The leather groans as I turn to look him in the eye. “It’s the truth. Some nights I blamed the fucking club. But I never dreaded seeing you or her.” Until now.
Gripping the handle in my right, and the strap to a duffle bag with essentials in my left, I swing the old truck door open and listen to it creak as I step out. Spending the night with Reed made me certain of one thing: we’re still the same.
“Now I need my hellcat back.” A nervousness prickles across my skin as the wind creeps up my leather jacket. “Even if she doesn’t want me,” I murmur beneath my breath as I hear the slam of Reed’s door and then his heavy footsteps quickening to catch up to me. “She fucking owes me.”

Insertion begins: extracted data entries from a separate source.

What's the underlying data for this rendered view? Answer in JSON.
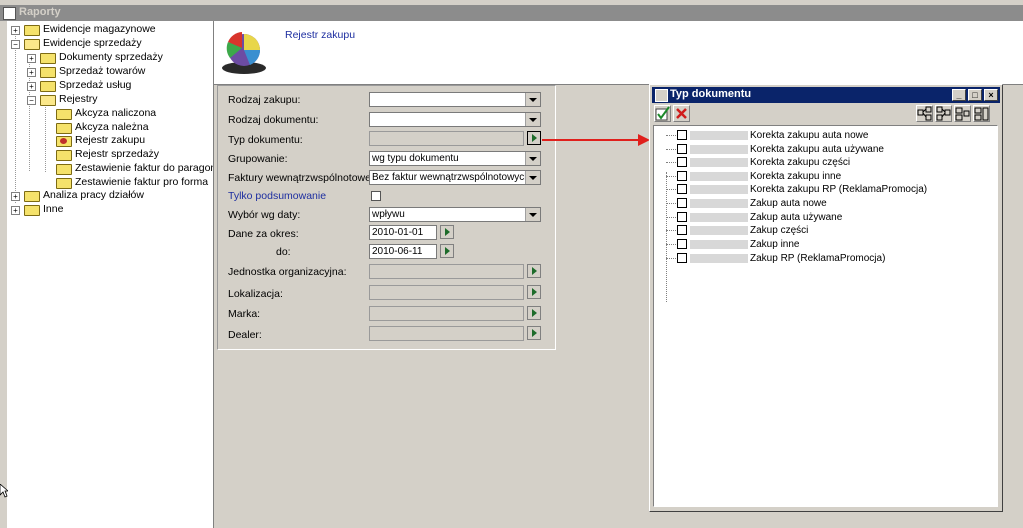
{
  "window": {
    "title": "Raporty"
  },
  "tree": {
    "items": [
      {
        "label": "Ewidencje magazynowe"
      },
      {
        "label": "Ewidencje sprzedaży"
      },
      {
        "label": "Dokumenty sprzedaży"
      },
      {
        "label": "Sprzedaż towarów"
      },
      {
        "label": "Sprzedaż usług"
      },
      {
        "label": "Rejestry"
      },
      {
        "label": "Akcyza naliczona"
      },
      {
        "label": "Akcyza należna"
      },
      {
        "label": "Rejestr zakupu"
      },
      {
        "label": "Rejestr sprzedaży"
      },
      {
        "label": "Zestawienie faktur do paragonów"
      },
      {
        "label": "Zestawienie faktur pro forma"
      },
      {
        "label": "Analiza pracy działów"
      },
      {
        "label": "Inne"
      }
    ]
  },
  "header": {
    "title": "Rejestr zakupu"
  },
  "form": {
    "rodzaj_zakupu": {
      "label": "Rodzaj zakupu:",
      "value": ""
    },
    "rodzaj_dokumentu": {
      "label": "Rodzaj dokumentu:",
      "value": ""
    },
    "typ_dokumentu": {
      "label": "Typ dokumentu:"
    },
    "grupowanie": {
      "label": "Grupowanie:",
      "value": "wg typu dokumentu"
    },
    "faktury": {
      "label": "Faktury wewnątrzwspólnotowe:",
      "value": "Bez faktur wewnątrzwspólnotowych"
    },
    "tylko": {
      "label": "Tylko podsumowanie",
      "checked": false
    },
    "wybor": {
      "label": "Wybór wg daty:",
      "value": "wpływu"
    },
    "dane": {
      "label": "Dane za okres:",
      "from": "2010-01-01",
      "to_label": "do:",
      "to": "2010-06-11"
    },
    "jednostka": {
      "label": "Jednostka organizacyjna:"
    },
    "lokalizacja": {
      "label": "Lokalizacja:"
    },
    "marka": {
      "label": "Marka:"
    },
    "dealer": {
      "label": "Dealer:"
    }
  },
  "popup": {
    "title": "Typ dokumentu",
    "items": [
      {
        "label": "Korekta zakupu auta nowe",
        "checked": false
      },
      {
        "label": "Korekta zakupu auta używane",
        "checked": false
      },
      {
        "label": "Korekta zakupu części",
        "checked": false
      },
      {
        "label": "Korekta zakupu inne",
        "checked": false
      },
      {
        "label": "Korekta zakupu RP (ReklamaPromocja)",
        "checked": false
      },
      {
        "label": "Zakup auta nowe",
        "checked": false
      },
      {
        "label": "Zakup auta używane",
        "checked": false
      },
      {
        "label": "Zakup części",
        "checked": false
      },
      {
        "label": "Zakup inne",
        "checked": false
      },
      {
        "label": "Zakup RP (ReklamaPromocja)",
        "checked": false
      }
    ]
  },
  "colors": {
    "accent": "#0a246a",
    "link": "#1d2ea0",
    "arrow": "#e0201c"
  }
}
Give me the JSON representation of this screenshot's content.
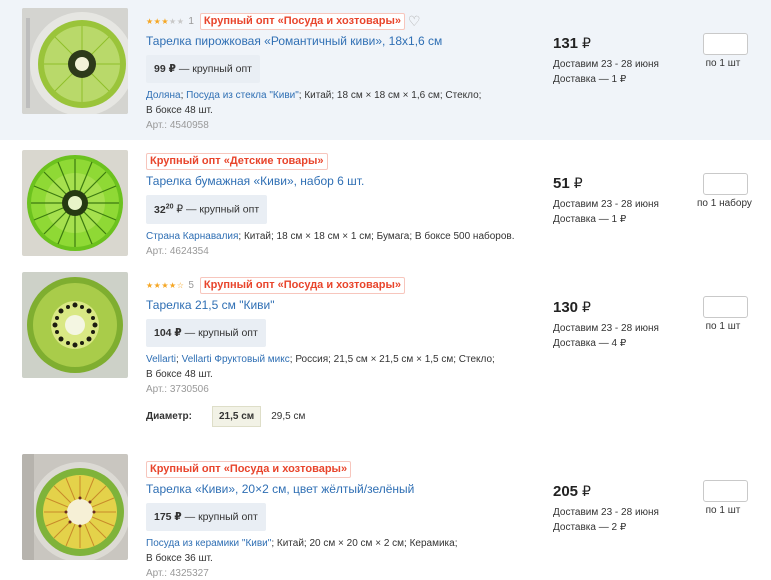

All I could think about every night was walking up these concrete porch steps. As Reed races to beat me to the door, using the iron knocker, I’m all too aware of how I pictured walking right in. Not stopping or hesitating in the least. She’d stand there, her eyes wide first with shock, then relief and adoration.
Sometimes that’s what I pictured as I fell asleep on that hard bed with images of her writhing under me in my head.
Other times, my eyes stayed open as I stared at the cracked ceiling of the cell, imagining how she’d back away, how she’d tell me she couldn’t be with a man like me. That she knew what I’d done and that I was all wrong for her. That everything we ever were was a mistake.
She told me then, in these fucking terrors that kept me wide awake just like it did last night, that she regretted ever being with me and it was over.
I prepare myself for whatever it is she has to say as a voice I know all too well calls out, “Coming!”